Many women and clinicians are concerned that hormonal contraception might raise risk for breast cancer. In a prospective cohort study, investigators used Danish national data to assess the association between use of hormonal contraception and risk for invasive breast cancer in women aged 15 to 49. Some 1.8 million women were followed for a mean of 10.9 years (1995–2012); 11,517 breast cancers were diagnosed. Findings were adjusted for duration of hormonal contraceptive use, age, calendar year, education, parity, polycystic ovary syndrome, endometriosis, and family history of breast or ovarian cancer.
Most hormonal contraceptives were oral formulations, followed by the progestin-releasing intrauterine device (IUD). Relative risk for breast cancer in current or recent users of any hormonal contraceptives compared with never-users was 1.20 (95% confidence interval, 1.14–1.26), an absolute risk of 13 additional cases of breast cancer per 100,000 person-years. Current or recent use of the progestin-releasing IUD was associated with an RR of 1.21 (95% CI, 1.11–1.33). Breast cancer diagnoses were uncommon among users of contraceptive implants or injections.

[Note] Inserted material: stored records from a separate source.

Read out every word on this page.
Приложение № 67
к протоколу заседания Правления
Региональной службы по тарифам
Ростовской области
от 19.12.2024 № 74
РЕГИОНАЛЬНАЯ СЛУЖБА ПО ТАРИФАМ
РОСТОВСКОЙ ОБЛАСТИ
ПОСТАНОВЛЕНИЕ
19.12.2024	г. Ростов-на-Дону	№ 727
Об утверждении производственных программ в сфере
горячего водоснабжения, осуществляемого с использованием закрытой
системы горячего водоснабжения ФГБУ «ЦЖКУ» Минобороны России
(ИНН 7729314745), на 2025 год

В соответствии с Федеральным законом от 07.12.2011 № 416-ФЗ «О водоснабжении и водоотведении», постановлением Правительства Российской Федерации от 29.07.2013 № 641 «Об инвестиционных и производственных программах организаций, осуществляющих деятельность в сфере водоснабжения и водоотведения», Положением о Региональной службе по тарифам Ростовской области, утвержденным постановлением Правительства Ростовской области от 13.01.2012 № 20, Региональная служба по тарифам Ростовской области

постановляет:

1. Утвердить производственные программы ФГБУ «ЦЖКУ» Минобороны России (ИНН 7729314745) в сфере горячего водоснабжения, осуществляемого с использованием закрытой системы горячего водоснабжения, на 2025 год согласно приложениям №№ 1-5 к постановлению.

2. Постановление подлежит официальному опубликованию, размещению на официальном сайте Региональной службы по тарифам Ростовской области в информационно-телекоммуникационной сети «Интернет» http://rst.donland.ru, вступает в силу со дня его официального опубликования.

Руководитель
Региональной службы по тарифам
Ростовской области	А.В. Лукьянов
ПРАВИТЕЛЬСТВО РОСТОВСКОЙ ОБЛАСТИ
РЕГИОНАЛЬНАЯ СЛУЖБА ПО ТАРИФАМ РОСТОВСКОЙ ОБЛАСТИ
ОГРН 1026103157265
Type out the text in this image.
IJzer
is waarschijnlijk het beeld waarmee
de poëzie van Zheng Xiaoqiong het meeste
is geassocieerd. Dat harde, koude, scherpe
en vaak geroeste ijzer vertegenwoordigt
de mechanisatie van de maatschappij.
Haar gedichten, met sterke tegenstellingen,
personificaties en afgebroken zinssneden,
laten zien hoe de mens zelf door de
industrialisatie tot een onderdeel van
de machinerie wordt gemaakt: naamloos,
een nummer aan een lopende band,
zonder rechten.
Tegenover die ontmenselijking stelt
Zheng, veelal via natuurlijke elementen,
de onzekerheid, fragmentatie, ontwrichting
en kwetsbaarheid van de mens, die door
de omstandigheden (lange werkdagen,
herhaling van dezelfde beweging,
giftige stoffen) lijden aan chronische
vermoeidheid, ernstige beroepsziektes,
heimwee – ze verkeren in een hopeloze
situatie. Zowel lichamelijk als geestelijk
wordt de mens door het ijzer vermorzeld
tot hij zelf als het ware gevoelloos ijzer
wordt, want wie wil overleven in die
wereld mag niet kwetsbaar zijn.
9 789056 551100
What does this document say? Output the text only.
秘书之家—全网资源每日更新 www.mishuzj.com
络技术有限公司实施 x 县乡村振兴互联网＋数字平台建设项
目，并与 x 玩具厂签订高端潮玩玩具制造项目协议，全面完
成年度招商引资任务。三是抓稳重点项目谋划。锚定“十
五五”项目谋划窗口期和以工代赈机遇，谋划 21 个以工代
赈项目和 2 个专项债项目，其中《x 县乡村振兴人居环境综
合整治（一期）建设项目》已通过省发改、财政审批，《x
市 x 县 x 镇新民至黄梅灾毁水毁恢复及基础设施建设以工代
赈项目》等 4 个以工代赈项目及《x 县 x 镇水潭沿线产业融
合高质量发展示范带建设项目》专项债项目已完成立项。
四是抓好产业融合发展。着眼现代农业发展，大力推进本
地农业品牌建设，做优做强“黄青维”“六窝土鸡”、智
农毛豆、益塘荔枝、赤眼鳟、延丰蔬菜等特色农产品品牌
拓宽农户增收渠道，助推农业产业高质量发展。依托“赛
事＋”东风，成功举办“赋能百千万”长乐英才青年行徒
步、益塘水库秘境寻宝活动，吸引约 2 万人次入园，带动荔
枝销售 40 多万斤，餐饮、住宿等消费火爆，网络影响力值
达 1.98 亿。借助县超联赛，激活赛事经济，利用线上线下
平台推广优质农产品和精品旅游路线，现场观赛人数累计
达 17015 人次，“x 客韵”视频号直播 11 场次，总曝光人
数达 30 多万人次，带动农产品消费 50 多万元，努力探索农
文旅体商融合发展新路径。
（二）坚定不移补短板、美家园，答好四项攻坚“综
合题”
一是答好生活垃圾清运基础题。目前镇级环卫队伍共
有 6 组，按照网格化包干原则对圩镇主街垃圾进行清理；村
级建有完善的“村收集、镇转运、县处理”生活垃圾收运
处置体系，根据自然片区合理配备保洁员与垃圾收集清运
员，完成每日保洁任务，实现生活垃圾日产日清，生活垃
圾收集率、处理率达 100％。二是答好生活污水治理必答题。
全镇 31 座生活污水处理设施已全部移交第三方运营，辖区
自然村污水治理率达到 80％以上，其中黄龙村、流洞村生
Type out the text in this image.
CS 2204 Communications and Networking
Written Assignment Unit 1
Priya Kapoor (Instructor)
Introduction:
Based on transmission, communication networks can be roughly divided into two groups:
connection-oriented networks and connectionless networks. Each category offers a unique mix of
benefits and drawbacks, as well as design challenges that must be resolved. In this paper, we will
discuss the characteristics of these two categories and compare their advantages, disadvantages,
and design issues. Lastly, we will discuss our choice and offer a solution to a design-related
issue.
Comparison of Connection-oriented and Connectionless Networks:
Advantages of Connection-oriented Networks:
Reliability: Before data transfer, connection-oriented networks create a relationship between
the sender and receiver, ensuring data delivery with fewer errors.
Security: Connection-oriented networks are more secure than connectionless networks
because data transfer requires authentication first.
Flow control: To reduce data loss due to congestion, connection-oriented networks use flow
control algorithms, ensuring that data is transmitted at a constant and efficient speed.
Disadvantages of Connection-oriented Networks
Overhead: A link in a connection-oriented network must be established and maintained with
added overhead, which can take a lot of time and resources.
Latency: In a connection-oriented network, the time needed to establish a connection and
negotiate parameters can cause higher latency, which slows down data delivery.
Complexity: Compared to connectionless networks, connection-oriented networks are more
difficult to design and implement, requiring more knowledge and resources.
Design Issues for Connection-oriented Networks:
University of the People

COMMENT: Given that >80% of invasive breast cancers are diagnosed in women older than 49 (for U.S. data, see American Cancer Society), I was surprised that these authors limited their analysis to women between 15 and 49 (despite using a database that tracks all Danish women aged 15 to 79). Clinical breast examinations, screening mammograms, and lactation history all contribute to the diagnosis of breast cancer; thus, I was also surprised that the authors did not adjust their findings for these potential confounders. Epidemiologists caution that, in cohort studies, RRs of less than 2 or 3 should not be interpreted as suggesting causation (Obstet Gynecol 2012; 120:920). It's therefore baffling that neither the investigators nor an editorialist mentioned what constitutes a fundamental limitation of this report. Lastly, an NIH-funded case-control study conducted by CDC investigators — considered by many to be among the definitive studies on this topic — found no suggestion of excess risk for breast cancer with use of oral contraceptives (N Engl J Med 2002; 346:2025). The findings of this Danish study will not alter the way in which I counsel patients about the benefits and risks of hormonal birth control: While we cannot rule out the possibility of a small increase in risk for breast cancer, the best available data suggest that use of hormonal contraceptives does not have an impact on this risk.
CITATION(S): Mørch LS et al. Contemporary hormonal contraception and the risk of breast cancer. N Engl J Med 2017 Dec 7; 377:2228.
Hunter DJ.Oral contraceptives and the small increased risk of breast cancer. N Engl J Med 2017 Dec 7; 377:2276.